こんなの、しらない
」のレビュー

こんなの、しらない

梨月詩

21巻まで読了

ネタバレ
2022年8月16日
このレビューはネタバレを含みます▼ 分かりやすい線でハッキリ描かれる、あどけなさと色気が同居しているような絵。絵柄に惹かれて試し読みしたらハマりました。

序盤で早々に両想いとなり恋人同士になった泰一と芹香。
泰一の愛が色んな意味でヘビー級。傍から見ると気の毒に思えるくらい必死です。
2人の絡みは愛の重さ故の抑えきれない感情と共に、時に激情を伴って、濃厚に描写されています。

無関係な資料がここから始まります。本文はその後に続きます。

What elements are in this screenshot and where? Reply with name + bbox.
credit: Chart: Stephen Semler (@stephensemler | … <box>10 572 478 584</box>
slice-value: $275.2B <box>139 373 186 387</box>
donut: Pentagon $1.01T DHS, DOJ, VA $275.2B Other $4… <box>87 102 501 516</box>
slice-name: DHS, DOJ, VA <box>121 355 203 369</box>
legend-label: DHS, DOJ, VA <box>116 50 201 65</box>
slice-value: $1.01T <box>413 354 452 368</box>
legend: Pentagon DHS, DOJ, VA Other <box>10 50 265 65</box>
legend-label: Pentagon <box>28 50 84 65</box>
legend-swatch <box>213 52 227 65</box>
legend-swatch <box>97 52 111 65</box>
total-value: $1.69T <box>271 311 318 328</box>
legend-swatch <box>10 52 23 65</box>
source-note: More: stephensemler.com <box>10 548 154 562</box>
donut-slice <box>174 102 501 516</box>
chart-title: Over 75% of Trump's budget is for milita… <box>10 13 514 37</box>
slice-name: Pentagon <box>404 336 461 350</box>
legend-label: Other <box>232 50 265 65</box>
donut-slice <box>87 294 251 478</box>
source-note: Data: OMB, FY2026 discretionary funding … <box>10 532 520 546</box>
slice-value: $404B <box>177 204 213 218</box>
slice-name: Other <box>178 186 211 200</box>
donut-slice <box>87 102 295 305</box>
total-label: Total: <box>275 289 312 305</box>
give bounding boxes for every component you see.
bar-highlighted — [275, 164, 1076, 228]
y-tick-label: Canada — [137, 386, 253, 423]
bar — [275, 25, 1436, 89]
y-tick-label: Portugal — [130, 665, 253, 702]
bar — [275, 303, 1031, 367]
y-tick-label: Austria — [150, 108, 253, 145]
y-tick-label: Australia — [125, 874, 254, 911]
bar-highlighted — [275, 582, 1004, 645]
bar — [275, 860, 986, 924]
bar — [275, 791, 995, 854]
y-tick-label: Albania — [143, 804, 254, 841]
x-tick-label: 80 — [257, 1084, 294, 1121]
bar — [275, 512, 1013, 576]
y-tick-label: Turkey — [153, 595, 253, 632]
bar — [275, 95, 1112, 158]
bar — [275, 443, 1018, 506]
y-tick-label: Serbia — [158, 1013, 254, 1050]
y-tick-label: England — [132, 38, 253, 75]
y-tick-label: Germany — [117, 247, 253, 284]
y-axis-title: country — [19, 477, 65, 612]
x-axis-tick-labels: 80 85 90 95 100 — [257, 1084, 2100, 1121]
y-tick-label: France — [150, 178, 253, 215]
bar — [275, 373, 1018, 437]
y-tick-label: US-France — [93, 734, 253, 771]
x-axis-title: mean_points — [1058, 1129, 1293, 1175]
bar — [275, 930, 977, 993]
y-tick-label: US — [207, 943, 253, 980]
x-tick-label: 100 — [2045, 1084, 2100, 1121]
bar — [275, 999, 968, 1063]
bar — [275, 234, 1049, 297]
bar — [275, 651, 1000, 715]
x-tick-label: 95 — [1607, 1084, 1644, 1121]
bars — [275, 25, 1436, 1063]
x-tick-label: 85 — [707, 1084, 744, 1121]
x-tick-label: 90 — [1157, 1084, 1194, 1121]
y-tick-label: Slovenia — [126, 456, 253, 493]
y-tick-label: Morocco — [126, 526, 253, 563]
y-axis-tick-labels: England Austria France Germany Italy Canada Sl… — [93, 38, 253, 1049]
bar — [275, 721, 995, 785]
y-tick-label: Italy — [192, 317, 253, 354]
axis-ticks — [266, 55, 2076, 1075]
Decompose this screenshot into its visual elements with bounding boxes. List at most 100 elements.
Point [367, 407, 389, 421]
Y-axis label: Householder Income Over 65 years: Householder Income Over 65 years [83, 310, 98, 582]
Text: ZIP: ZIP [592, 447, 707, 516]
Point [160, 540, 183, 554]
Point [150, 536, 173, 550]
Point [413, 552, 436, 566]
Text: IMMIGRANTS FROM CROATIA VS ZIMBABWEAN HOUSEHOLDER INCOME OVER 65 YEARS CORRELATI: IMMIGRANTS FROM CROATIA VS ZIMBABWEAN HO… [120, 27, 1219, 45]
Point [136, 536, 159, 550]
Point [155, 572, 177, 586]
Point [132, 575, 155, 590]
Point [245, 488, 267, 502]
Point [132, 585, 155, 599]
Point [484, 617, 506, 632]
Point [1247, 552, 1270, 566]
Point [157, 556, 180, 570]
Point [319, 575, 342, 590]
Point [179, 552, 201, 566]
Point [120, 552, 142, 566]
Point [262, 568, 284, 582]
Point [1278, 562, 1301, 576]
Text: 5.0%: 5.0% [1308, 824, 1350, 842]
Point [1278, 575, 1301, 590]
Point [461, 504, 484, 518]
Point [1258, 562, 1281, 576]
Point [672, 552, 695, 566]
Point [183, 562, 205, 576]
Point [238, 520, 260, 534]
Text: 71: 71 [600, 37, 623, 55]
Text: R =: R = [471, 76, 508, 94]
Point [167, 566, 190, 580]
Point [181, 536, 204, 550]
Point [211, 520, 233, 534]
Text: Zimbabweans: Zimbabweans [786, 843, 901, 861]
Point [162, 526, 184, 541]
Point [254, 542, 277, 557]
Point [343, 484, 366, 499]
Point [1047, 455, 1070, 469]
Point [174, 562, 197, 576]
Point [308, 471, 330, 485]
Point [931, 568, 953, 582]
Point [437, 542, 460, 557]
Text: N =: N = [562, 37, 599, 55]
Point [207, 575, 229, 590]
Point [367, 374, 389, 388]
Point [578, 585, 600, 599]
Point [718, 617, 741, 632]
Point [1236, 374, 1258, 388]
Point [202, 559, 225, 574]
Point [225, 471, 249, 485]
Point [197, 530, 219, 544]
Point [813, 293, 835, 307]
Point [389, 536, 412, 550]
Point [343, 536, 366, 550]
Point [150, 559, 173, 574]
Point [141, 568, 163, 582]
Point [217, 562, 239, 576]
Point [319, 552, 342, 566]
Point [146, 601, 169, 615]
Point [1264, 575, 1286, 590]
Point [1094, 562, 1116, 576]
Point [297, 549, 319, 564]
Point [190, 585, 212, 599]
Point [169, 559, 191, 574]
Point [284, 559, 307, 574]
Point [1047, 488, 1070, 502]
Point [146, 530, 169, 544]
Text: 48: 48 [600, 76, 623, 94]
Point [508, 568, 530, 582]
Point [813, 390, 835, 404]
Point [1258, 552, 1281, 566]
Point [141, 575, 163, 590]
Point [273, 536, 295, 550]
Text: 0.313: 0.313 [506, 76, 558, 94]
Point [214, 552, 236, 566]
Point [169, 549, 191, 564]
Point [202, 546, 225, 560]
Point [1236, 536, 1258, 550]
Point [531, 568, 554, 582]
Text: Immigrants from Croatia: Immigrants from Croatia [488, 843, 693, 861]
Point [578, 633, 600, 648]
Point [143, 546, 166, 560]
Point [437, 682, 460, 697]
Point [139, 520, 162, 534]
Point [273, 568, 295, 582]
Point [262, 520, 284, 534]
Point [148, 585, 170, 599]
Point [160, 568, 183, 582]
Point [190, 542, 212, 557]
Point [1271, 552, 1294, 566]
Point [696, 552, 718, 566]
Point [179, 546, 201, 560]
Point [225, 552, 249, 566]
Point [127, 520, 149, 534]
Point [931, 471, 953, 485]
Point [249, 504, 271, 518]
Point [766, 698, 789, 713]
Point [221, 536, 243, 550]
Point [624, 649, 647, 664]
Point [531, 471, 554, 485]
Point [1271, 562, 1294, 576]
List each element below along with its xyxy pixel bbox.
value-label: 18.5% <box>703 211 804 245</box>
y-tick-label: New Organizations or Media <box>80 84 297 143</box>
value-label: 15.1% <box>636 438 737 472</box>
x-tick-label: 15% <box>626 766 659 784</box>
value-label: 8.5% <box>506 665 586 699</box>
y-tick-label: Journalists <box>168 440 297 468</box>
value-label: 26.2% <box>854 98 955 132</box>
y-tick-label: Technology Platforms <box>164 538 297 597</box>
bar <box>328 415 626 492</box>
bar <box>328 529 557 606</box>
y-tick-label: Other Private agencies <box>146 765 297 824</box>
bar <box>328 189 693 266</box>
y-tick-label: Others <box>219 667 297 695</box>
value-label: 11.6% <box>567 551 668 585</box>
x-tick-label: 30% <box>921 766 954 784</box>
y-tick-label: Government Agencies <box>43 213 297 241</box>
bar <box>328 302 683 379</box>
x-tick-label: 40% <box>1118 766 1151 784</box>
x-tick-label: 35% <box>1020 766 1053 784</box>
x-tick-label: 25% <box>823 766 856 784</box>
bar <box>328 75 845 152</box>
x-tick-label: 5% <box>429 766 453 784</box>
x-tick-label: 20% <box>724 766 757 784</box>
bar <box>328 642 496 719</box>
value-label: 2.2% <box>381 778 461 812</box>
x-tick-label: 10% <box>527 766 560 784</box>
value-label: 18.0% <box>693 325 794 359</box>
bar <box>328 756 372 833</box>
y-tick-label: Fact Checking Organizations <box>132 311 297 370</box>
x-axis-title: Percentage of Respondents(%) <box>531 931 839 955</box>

毎話2人のイチャラブエロが安定して供給されつつ、当て馬が随時投入されて物語を盛り上げます。
恋をして綺麗になった芹香はイケメンホイホイと化し無双状態。
3人も出てくる当て馬のタイプが被らないのもスゴイと思うけれど、3人とも良い恋をしていて、たとえフラれても、それを糧に男を上げそうなところが何より素晴らしい!当て馬に同情しちゃって、本命とのハピエンを心から喜べなくなっては本末転倒です。

私の推しは上司の瀬尾。こういう男が報われない初恋にしがみついている姿はたまらないですね~。そもそも当て馬としての仕事っぷりが優秀過ぎるくらいでしたが、巻を追うごとに当て馬として成長が見られて驚かされます。

わらわら出てくる当て馬達に、最初はちょっと引きましたが、彼らの活躍のお陰でここまで長く続いたところもあると思うし、長く続いたからこそ泰一と芹香の成長の過程がじっくり読めたのだと思えば、当て馬達には感謝しかありません。

長く続いた物語も最終章に入りましたが、芹香ママの言葉には違和感しかなくてモヤモヤしています。生理的に拒否反応が出る程のトラウマでもあるんだろうか?私も名古屋近郊の田舎出身ですが、いとこ同士の結婚をアレコレ言う人なんて会ったことないです。ラストまでにこのモヤモヤが解消されて、気持ちよくハピエンを迎えられたら嬉しいです。